Calligraphy: what is that?

There are 70,000 characters in total in the Chinese script. But today you can get by with around 5000 characters that children learn in school. Incidentally, Korean and Japanese were developed from Chinese picture writing. A very special art in China is calligraphy, the art of handwriting. While this art used to be taught in specially established schools and even the Chinese emperors strove for the art of handwriting, today you can find calligraphers in parks. They write on the street with large brushes and you can admire the works of art on site, at the latest until the next rain or cleaning service comes.

The principle of yin and yang

The philosophy of yin and yang is very important to the Chinese. These are two opposing forces or opposing poles that are related to each other. This principle is expressed in many different areas of life in China. It is important that these two poles are always in harmony with one another. The Chinese describe some foods as “cold” and others as “warm”. This designation is completely independent of the temperature of the food. If the Chinese get sick, you look very carefully to see what they have eaten. If there is too much Yang, they compensate for this with more Yin.

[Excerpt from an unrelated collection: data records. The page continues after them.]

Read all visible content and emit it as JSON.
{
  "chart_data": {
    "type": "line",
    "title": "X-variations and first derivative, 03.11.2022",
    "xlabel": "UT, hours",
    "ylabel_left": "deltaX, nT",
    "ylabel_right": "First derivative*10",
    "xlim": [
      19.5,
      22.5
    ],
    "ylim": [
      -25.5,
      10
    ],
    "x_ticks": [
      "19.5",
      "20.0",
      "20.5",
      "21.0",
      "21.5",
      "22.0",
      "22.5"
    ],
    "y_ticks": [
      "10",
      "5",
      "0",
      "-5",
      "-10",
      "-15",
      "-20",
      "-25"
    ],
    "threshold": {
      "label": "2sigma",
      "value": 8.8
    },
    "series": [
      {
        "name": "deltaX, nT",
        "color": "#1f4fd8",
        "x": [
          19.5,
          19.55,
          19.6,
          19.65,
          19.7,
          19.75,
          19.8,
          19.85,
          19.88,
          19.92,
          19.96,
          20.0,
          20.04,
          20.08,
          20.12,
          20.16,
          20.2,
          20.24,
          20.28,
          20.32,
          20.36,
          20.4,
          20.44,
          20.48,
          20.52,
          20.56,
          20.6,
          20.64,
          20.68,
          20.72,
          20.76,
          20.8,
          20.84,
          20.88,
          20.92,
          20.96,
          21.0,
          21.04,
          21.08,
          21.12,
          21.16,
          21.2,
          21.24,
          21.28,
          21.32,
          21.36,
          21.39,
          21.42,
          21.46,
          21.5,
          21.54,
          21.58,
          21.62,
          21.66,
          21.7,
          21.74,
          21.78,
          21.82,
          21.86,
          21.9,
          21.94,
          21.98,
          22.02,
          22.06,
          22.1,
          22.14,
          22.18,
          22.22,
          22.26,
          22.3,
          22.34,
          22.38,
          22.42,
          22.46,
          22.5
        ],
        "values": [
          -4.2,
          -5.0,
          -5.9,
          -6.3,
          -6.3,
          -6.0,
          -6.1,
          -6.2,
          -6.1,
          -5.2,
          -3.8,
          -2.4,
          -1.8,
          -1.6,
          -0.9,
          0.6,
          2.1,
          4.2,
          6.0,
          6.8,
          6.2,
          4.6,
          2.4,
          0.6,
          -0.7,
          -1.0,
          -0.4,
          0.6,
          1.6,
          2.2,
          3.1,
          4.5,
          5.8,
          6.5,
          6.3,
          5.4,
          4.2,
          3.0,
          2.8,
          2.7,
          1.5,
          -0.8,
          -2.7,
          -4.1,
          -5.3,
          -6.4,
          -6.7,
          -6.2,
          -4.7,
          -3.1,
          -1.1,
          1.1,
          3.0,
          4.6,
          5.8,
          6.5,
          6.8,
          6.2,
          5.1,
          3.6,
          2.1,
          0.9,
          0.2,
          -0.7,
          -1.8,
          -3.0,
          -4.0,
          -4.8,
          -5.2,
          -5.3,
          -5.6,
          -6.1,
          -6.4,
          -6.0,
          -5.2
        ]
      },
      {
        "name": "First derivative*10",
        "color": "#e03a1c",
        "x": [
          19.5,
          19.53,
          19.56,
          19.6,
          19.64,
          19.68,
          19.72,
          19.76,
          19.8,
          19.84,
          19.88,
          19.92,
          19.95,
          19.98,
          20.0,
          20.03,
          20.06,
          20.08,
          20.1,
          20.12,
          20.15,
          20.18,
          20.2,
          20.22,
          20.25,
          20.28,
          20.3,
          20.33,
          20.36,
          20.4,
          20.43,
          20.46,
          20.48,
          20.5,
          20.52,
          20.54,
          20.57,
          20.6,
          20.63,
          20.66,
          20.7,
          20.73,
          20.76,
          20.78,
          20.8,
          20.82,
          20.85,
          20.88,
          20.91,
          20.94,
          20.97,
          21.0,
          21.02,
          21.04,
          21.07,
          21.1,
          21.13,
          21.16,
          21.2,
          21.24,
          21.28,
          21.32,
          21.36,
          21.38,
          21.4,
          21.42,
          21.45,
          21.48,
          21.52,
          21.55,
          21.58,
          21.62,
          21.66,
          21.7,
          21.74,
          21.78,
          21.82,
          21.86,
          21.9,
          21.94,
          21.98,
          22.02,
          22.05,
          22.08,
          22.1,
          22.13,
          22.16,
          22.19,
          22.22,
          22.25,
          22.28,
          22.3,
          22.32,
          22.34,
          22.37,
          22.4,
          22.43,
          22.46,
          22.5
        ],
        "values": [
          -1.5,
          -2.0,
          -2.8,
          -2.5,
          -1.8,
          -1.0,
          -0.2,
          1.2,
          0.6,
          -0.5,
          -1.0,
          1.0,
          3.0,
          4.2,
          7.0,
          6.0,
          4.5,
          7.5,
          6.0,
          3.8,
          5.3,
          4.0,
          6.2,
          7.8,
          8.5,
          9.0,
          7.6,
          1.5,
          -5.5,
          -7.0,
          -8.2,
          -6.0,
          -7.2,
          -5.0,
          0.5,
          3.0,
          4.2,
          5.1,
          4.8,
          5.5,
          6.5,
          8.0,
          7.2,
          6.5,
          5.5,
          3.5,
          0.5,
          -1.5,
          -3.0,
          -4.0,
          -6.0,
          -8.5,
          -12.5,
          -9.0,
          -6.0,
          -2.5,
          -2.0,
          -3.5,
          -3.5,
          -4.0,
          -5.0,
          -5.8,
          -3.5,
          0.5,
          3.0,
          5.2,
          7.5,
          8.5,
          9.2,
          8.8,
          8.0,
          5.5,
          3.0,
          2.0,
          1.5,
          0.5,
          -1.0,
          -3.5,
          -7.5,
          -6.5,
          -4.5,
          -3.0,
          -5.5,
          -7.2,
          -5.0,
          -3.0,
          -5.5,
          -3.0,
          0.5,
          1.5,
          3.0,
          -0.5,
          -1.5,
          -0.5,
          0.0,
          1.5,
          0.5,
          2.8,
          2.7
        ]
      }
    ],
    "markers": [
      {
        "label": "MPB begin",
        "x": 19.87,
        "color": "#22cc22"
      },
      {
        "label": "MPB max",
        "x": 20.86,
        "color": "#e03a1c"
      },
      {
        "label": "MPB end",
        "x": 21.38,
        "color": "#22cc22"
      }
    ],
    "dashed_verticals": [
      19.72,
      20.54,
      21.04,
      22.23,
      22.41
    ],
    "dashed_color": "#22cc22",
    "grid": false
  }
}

The Chinese Lantern Festival

The spring festival ends on the 15th day of the new year. Then there is a full moon. And the Chinese celebrate the Lantern Festival. Lanterns decorate the streets and, similar to our Martin’s parade, Chinese children wander through the cities with lanterns. You meet with the family and traditionally eat sweet rice balls that show the solidarity of the family. Other major Chinese festivals are the Mid-Autumn Festival or the Qingmingfest and the Qixifest or the Dragon Boat Festival. There are many other Chinese festivals, most of which go back to ancient legends and tales. As you can see, the Chinese really love to party.

Weddings in china

Another important festival in Chinese life is the Chinese Wedding Festival. This important festival is being prepared for a long time. Many families, including families with less money, throw themselves into expenses in order to be able to invite all guests to the restaurant, to have a multi-tiered wedding cake baked or to be able to pay for the expensive professional photos – they have to be – of the wedding. Such a festival can take several days.

Please smile!

The Chinese love to take pictures. They prefer to take pictures of their children and their relatives. Wherever you could take a nice photo, someone will be placed and photographed, sometimes in front of a sunset or very beautiful landscapes. However, it is important that a person can always be found in the photo. Landscape alone is usually not enough.

Peking Opera

The Peking Opera is an ancient tradition in China. It still exists and cannot be compared with our opera. Maybe your parents go to an opera one day. To do this, you dress smartly. In China, people do not go fancy to a Peking Opera, which can also take place in a small folk theater. It doesn’t cost much, you bring your own food or buy something from a vendor who carries a vendor’s tray. People like to talk and ask the singer to sing more.

China is looking for the superstar!

An opera like this can take a long time, even several hours. The singing takes a bit of getting used to for our ears, because the voices of the singers are usually quite shrill. But many Chinese no longer attend operas at all. Because in China there is a TV set everywhere, just like in our country. And the Chinese programs are sometimes not entirely dissimilar to ours. For example, children and young people are enthusiastic about the Chinese version of “China is looking for the superstar”. It’s similar in China to ours, and week after week it is mostly the kids who sit in front of the TV.